Demander l’avis d’un pro
Parallèlement, il convient d’étudier minutieusement les documents de présentation du projet. Mais certains contenus, comme les plans et les descriptifs s’apparentent parfois à du charabia pour le néophyte. «Il peut donc valoir le coup de consulter un professionnel de la construction, comme un architecte ou un maître d’état, afin d’obtenir un avis éclairé», estime Pierre Philippe Courvoisier, notaire et délégué de l’Association des notaires vaudois. La qualité du plan, par exemple, est essentielle: «Il n’est pas rare, en effet, de voir des appartements conçus sans soin, par exemple avec des pièces trop petites dans lesquelles les emplacements des fenêtres et les proportions de l’espace ne permettent pas un ameublement raisonnable», soulignent les spécialistes en immobilier d’UBS. Pour ces derniers, une pièce suffisamment grande possède une superficie minimale de 12 m2. Attention toutefois: des changements mineurs peuvent avoir lieu, car ces documents ne sont pas contraignants.

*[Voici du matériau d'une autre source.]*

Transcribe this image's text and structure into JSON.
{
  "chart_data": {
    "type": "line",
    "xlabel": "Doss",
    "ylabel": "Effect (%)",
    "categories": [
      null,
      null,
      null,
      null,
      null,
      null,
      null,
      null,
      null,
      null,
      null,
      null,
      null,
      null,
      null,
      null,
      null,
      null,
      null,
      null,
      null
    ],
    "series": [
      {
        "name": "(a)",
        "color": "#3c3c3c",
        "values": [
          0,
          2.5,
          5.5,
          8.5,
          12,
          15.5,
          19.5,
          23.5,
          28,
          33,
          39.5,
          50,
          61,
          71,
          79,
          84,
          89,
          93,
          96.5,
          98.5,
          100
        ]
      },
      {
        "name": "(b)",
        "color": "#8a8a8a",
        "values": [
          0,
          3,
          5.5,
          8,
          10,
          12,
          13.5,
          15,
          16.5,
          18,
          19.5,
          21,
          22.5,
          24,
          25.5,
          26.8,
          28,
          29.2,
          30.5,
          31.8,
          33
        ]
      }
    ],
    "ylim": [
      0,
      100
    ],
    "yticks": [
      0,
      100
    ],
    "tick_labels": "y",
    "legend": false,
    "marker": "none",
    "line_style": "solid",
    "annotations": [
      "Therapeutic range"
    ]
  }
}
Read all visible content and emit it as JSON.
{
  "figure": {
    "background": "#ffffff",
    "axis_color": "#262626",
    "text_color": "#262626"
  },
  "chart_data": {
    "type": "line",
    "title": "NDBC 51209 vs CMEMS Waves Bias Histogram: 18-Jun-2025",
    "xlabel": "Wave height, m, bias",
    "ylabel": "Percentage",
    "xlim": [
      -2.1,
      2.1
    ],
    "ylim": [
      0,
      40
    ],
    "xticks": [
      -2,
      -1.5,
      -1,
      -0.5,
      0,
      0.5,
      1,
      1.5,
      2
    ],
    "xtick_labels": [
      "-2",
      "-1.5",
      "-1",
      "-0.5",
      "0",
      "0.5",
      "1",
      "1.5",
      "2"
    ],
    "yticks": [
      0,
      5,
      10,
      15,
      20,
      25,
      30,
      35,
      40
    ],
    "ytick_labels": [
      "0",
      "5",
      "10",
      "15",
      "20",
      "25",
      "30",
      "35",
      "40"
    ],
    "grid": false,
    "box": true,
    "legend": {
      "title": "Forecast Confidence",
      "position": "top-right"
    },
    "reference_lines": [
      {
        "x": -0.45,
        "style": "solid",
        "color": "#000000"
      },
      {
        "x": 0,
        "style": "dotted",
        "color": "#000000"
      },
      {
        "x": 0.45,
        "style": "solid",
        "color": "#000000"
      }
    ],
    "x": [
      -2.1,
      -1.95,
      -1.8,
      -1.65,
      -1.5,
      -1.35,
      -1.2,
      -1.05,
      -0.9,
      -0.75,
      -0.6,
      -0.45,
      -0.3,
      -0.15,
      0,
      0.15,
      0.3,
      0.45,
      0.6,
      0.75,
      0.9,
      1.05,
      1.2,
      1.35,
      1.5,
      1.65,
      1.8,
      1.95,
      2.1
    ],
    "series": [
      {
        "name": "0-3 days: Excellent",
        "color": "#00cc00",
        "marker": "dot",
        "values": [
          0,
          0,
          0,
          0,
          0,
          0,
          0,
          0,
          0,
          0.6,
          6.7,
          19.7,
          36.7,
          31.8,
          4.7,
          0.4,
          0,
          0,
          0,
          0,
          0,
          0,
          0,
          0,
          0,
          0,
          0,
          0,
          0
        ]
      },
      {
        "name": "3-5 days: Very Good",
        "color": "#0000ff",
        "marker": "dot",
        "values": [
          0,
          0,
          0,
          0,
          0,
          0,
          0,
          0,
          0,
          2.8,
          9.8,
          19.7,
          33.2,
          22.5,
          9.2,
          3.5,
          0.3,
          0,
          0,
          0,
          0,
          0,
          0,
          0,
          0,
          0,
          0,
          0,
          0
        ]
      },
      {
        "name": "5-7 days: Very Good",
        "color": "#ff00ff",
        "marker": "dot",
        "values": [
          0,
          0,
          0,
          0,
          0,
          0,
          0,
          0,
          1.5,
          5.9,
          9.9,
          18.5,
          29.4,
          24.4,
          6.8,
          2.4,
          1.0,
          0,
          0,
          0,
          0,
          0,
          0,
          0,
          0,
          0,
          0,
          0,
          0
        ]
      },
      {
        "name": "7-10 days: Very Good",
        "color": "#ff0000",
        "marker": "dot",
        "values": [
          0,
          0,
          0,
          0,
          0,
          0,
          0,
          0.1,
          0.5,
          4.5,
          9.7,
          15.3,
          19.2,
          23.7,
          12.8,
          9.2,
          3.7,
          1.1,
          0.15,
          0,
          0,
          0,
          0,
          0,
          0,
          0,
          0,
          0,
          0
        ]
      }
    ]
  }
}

Seuls le contrat devant notaire et le descriptif intégré le seront.
Un cadre idyllique… ou pas
L’acheteur se rendra aussi sur l’emplacement du futur chantier avant de signer quoi que ce soit. «Il y a parfois des surprises. La publicité peut faire croire que l’immeuble est entouré d’un immense jardin, alors qu’il se trouvera face à une route bruyante», prévient Jacques Ansermet. Un petit tour sur place permet aussi d’imaginer où se situeront les meilleurs appartements, en fonction de la luminosité et du bruit, notamment.
Et, bien évidemment, il y a lieu d’évaluer la cherté du bien. «Une des solutions consiste à vérifier que le coût par m2 correspond bien à celui du marché dans la région», suggère Philippe Tanner, président de l’Association des notaires vaudois. S’il est plus élevé, on demandera des explications au promoteur. Selon Pierre Philippe Courvoisier, «la qualité de la construction et l’environnement immédiat peuvent justifier des tarifs supérieurs».
Descriptif essentiel
Avant de signer l’acte authentique, Richard Rodriguez, président de la Chambre des notaires de Genève, recommande de porter une grande attention au descriptif technique «qui doit être le plus détaillé possible et faire partie intégrante du contrat». Ici aussi, soumettre les documents à un professionnel de l’immobilier est une bonne stratégie. N’hésitez pas à poser vos questions sur le contrat au notaire, qui a l’obligation professionnelle de vous informer.
Une fois l’acte de vente signé, Philippe Tanner conseille d’aller jeter un œil au chantier une ou deux fois par mois pour s’assurer que tout se passe bien. Si ce n’est pas le cas, il faut avertir le responsable par courrier recommandé.